Any thought Trubisky could return to the Bears was shot down when they agreed to sign quarterback Andy Dalton on Tuesday.
When the Bears traded four draft picks to move up one spot and draft Mitch Trubisky, they were confident they’d solved their quarterback problems for the next decade or so.
Less than four years after the trade, Trubisky’s time with the Bears is over.
He agreed to sign a one-year deal with the Buffalo Bills on Thursday, ending his Bears career with two playoff appearances, one injury replacement Pro Bowl berth and 29 wins over 50 starts. He will back up starter Josh Allen.
“I don’t know what went on in Chicago, but he started 50 games,” Bills general manager Brandon Beane told reporters. “The label has been put on Mitchell from afar that maybe he doesn’t deserve it. This is a reset for him. We don’t expect him to be here long term.”
Any thought Trubisky, 26, would return to the Bears was shot down when they agreed to sign quarterback Andy Dalton on Tuesday.
Trubisky did indicate a willingness to return to the Bears immediately after their playoff loss to the New Orleans Saints, insisting he had “unfinished business” in Chicago.
Trubisky will be best remembered for not living up to the expectations set when general manager Ryan Pace traded for him minutes into the 2017 draft in Philadelphia.
And, of course, the other quarterbacks Pace could have selected.
Trubisky was picked second. The Chiefs drafted Patrick Mahomes No. 10 and the Texans took Deshaun Watson No. 12. The Bears attended the Clemson pro day of the most decorated college quarterbacks of all time, but Watson has maintained for four years that the Bears talk to him before the draft.
Why?
“I have no idea,” Watson said in December.
Arguably the two most dynamic young quarterbacks in the sport, both Mahomes and Watson signed big-money contract extensions last offseason. The Bears, meanwhile, declined to give Trubisky his fifth-year option for 2021.
A parting between Trubisky and the Bears might be best for both sides. Pace and coach Matt Nagy are facing a must-win season, and Trubisky would benefit from being freed of the expectations heaped on him by a city that hasn’t cheered for an elite quarterback in 71 years.
Trubisky was drafted in 2017 just seven weeks after the Bears signed Mike Glennon in free agency. Glennon’s tenure lasted one season — and his starting job four games. Trubisky was inserted into the Bears’ lineup in Week 5. He won four of 12 starts. Coach John Fox was fired at the end of the season.

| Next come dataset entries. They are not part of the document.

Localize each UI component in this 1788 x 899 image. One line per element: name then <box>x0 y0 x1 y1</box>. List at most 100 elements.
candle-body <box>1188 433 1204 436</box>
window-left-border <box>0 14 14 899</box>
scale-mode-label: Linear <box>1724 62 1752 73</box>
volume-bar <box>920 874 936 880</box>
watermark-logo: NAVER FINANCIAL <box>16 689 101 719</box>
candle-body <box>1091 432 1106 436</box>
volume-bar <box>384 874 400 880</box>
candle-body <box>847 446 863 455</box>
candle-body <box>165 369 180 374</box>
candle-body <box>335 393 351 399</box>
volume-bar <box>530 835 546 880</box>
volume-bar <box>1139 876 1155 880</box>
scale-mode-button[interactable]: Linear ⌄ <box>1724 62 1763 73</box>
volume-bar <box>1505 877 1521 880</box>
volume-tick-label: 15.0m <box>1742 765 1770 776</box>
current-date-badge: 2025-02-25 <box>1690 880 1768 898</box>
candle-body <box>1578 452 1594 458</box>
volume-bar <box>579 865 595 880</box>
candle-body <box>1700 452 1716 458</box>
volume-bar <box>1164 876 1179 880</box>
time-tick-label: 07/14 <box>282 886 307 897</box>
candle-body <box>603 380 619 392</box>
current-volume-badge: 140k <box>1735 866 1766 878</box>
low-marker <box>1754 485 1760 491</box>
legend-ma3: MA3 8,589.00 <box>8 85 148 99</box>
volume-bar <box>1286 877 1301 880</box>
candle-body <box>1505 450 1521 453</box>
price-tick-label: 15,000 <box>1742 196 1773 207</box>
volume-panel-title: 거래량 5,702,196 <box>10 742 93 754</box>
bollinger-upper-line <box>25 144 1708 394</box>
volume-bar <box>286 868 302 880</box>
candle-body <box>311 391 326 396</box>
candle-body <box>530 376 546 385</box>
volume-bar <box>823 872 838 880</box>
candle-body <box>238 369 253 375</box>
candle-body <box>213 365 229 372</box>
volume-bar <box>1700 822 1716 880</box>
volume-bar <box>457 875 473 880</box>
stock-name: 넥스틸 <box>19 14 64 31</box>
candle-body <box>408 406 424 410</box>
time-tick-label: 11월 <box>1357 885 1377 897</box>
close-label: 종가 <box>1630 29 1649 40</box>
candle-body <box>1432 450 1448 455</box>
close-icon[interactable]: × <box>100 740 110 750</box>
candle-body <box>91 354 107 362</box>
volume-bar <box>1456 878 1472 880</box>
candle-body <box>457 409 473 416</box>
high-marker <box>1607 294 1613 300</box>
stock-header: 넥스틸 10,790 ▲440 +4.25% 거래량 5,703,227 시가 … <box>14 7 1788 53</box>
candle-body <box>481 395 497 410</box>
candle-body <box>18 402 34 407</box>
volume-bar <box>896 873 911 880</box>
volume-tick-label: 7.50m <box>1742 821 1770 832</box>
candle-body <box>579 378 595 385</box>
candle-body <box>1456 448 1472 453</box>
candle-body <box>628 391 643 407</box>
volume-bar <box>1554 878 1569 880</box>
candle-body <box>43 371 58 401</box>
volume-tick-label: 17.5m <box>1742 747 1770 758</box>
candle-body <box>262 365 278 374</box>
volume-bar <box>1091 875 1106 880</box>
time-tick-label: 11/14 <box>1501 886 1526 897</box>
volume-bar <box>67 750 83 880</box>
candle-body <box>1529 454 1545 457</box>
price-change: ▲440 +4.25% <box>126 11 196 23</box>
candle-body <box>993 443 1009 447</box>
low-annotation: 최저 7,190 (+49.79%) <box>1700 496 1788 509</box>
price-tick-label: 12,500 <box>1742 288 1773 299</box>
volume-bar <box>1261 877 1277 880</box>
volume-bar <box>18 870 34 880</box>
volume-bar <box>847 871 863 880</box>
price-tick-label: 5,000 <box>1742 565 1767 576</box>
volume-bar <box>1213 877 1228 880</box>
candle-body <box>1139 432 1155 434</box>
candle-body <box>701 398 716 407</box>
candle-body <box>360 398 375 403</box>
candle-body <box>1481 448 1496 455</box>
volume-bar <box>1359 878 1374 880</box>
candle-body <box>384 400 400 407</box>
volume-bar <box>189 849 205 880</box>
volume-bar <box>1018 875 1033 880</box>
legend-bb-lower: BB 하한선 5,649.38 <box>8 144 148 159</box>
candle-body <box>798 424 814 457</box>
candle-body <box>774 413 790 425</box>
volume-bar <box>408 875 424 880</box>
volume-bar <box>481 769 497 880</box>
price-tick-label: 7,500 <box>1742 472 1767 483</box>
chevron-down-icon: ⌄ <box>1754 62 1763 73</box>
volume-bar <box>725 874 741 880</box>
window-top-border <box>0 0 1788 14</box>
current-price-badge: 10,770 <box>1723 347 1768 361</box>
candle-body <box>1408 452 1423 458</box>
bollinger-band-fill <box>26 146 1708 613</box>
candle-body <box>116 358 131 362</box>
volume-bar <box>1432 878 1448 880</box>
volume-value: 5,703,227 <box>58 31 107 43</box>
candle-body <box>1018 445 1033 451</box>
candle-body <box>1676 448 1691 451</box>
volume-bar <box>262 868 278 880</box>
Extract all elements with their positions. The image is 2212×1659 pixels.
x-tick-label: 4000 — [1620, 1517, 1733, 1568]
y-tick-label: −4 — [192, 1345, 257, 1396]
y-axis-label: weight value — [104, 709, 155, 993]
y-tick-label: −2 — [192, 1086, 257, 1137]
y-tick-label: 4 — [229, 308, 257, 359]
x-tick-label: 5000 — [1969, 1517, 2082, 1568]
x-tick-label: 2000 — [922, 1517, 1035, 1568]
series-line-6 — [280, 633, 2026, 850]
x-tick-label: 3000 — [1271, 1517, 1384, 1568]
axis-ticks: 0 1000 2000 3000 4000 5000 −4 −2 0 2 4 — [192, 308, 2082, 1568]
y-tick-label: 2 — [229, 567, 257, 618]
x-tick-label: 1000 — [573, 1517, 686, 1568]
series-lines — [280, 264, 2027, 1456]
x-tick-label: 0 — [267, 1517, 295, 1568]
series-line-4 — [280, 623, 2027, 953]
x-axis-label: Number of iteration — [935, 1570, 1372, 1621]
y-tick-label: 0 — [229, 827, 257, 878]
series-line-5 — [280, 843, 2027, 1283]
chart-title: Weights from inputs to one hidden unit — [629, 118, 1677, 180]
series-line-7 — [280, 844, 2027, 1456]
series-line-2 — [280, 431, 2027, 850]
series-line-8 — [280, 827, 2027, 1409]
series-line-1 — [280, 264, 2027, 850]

The Bears hired coach Matt Nagy — the Chiefs’ offensive coordinator that spent one season preparing Mahomes to start — to develop Trubisky. In Nagy’s first year, the pairing looked promising: Trubisky and the Bears went 12-4, won the NFC North and were a Cody Parkey double-doink away from winning their first playoff game.
Trubisky cratered enough in his third season, though, showing questionable decision-making and not running as often as he had earlier in his career, that the Bears decided not to pick up his option in May.
His final season with the team was a rollercoaster. He lost his starting job in the third quarter of the third game and returned only after a struggling Nick Foles hurt his hip in a Week 10 loss to the Vikings in Week 10. The Bears put Trubisky under center and assembled tempo-driven, run-based offensive attack, with good results. Trubisky lost to the Packers and Lions before winning three-straight games to give the Bears a win-and-they’re-in finale against Green Bay.